Because the fee is quoted live, you set the maximum fee you are willing to pay when you open the loan. This cap is known as slippage protection: if the live quote comes back higher, the transaction reverts.

Repaying

Repayment is flexible:

  • Partial payments are allowed any time before the deadline. The loan stays open while any principal remains.
  • Minimum payment: the smallest accepted repayment is one USDC base unit (0.000001 USDC). The 1 USDC minimum applies only to opening a loan, not to repaying one.
  • No overpayment. You cannot pay more than the outstanding balance; a payment that exactly clears the balance settles the loan in full.
  • No late repayment. Once the 30-day deadline passes with a balance still owed, the repayment path closes and the loan becomes eligible for default.

If a loan is not repaid

A loan that reaches its 30-day deadline with principal still outstanding can be defaulted. When that happens:

  • The locked cbBTC collateral is forfeited to the company treasury.
  • The defaulted loan is final. It cannot return to an active or repayable state.
  • There is no further claim on the borrower. The forfeited collateral is the full extent of the consequence; there is no mechanism to pursue any remaining shortfall against you.

Where the USDC comes from

Loans are funded from a shared USDC lending pool. The pool is seeded and maintained by the company, not by open public deposits. There are no public lender shares or open withdrawal claims in this product. A new loan can only be opened when the pool holds enough available USDC to fund it.

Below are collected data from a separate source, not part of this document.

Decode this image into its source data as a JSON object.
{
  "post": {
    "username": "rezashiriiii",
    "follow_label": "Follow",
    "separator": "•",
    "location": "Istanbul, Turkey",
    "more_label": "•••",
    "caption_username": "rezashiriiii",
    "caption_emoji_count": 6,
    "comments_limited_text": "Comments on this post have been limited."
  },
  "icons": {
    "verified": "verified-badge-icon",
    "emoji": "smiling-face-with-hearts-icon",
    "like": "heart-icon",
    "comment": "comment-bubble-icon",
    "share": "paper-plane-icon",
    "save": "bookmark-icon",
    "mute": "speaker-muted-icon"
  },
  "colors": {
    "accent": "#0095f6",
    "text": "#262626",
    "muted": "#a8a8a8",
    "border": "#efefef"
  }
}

Safety and emergency controls

The product includes several protections:

  • No one can take your collateral. No admin, owner, or company role can move, withdraw, or seize the cbBTC you lock. The vault has no admin withdrawal and no rescue function. Your collateral can leave in only two ways: it returns to you when you repay in full, or it is forfeited to the company treasury on default. Only the keeper can trigger that default, and only once your 30-day term has passed with the loan still unpaid.
  • No liquidations. The defining safety property: collateral is never sold mid-loan to cover a price move.
  • Conservative pricing. Origination uses the lower of the one-hour TWAP and a freshness-checked spot price, so loans cannot be opened against a manipulated spike.
  • Depeg protection. New loans are blocked while USDC trades outside roughly $0.98–$1.02, or while cbBTC diverges meaningfully from BTC. Normal service resumes only after prices are healthy again for a stability window.
  • Pause controls. Guardians can pause new loan originations, and separately pause collateral claims, in an emergency.

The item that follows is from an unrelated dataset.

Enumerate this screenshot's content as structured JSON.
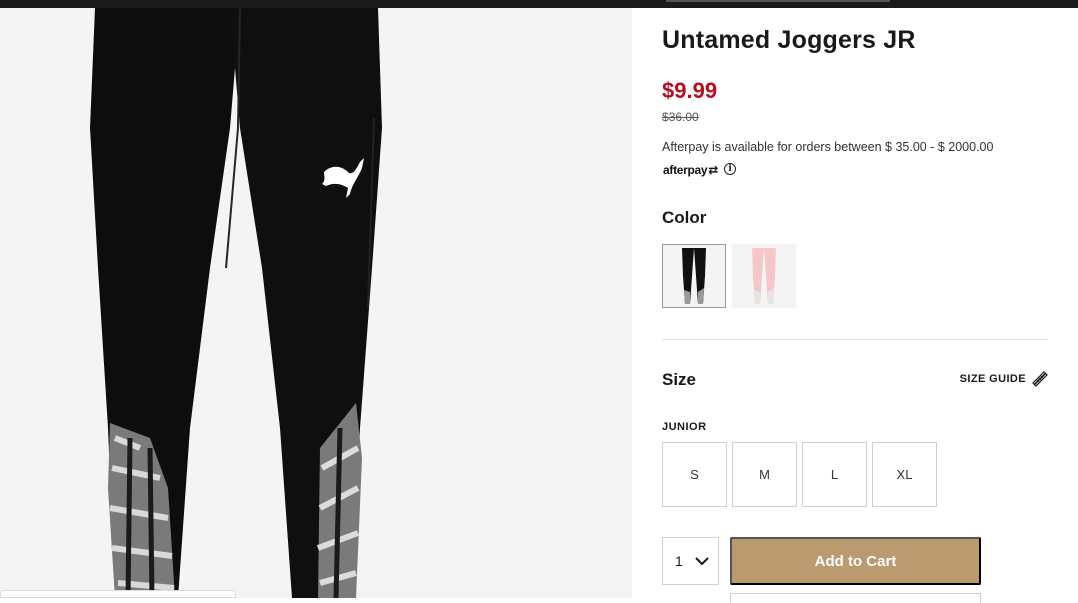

Emergency controls are deliberately one-sided. Pausing and depeg gates stop new loans from being created. They do not block repayment of an existing loan, and they do not block a loan from being defaulted at the end of its term.

Under the hood

The product is a set of smart contracts on Base. The canonical state of every loan, balance, and price lives on-chain; dashboards and keepers are convenience layers on top.

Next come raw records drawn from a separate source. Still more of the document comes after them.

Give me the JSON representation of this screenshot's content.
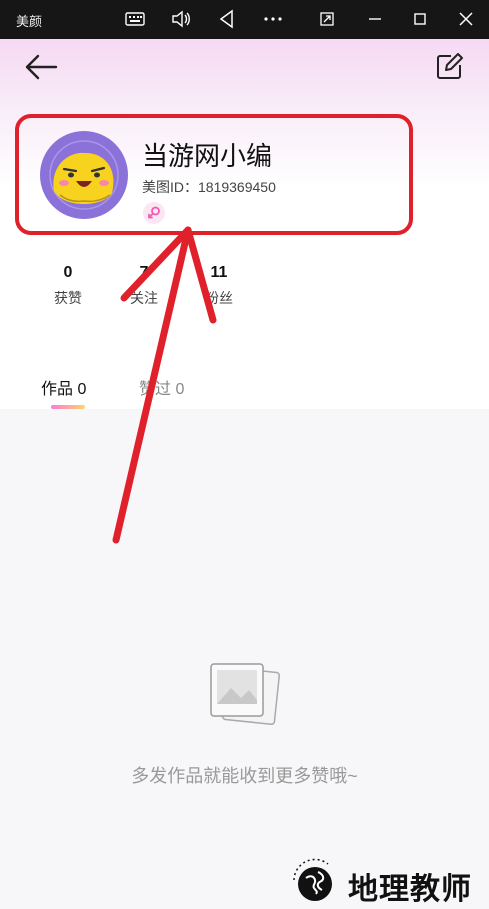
{
  "window": {
    "app_title": "美颜",
    "icons": [
      "keyboard-icon",
      "volume-icon",
      "back-triangle-icon",
      "more-icon",
      "restore-window-icon",
      "minimize-icon",
      "maximize-icon",
      "close-icon"
    ]
  },
  "profile": {
    "nickname": "当游网小编",
    "meitu_id": "美图ID：1819369450",
    "gender": "female"
  },
  "stats": [
    {
      "value": "0",
      "label": "获赞"
    },
    {
      "value": "7",
      "label": "关注"
    },
    {
      "value": "11",
      "label": "粉丝"
    }
  ],
  "tabs": [
    {
      "label": "作品 0",
      "active": true
    },
    {
      "label": "赞过 0",
      "active": false
    }
  ],
  "empty_state": {
    "message": "多发作品就能收到更多赞哦~"
  },
  "watermark": {
    "text": "地理教师"
  },
  "colors": {
    "highlight_red": "#e0202a",
    "tab_gradient_start": "#ff7ad6",
    "tab_gradient_end": "#ffd36b"
  }
}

The smart contracts are immutable. They are not deployed behind an upgrade proxy, so once deployed their code is fixed and cannot be swapped out or rewritten, and the addresses they are wired to (the tokens, the price feeds, and one another) are locked in at deployment. The company can still adjust a limited set of operating parameters, such as the loan-to-value limit, the fee curve, the active price feeds, and the emergency pauses, but it cannot change the contract logic itself.

Btc4Stable

The user-facing contract that orchestrates opening loans, repayment, collateral claims, fees, and emergency gating.

LoanManager + Microloans

The loan state machine: assigns loan IDs and tracks each loan through pending, active, repaid, completed, or defaulted.

LendingPool

Holds USDC, funds loans, records repayments, and accounts for bad debt.

CollateralVault

Custodies the cbBTC collateral and tracks one record per loan. It has no admin withdrawal or rescue function; collateral is released only to the borrower on repayment or to the treasury on default.

Treasury

Records the upfront fees and any collateral seized on default, and forwards them to the company's Safe wallet.

PriceOracle + TwapOracle

Read Chainlink feeds, check freshness and sequencer status, detect depegs, and produce the one-hour TWAP used for conservative pricing.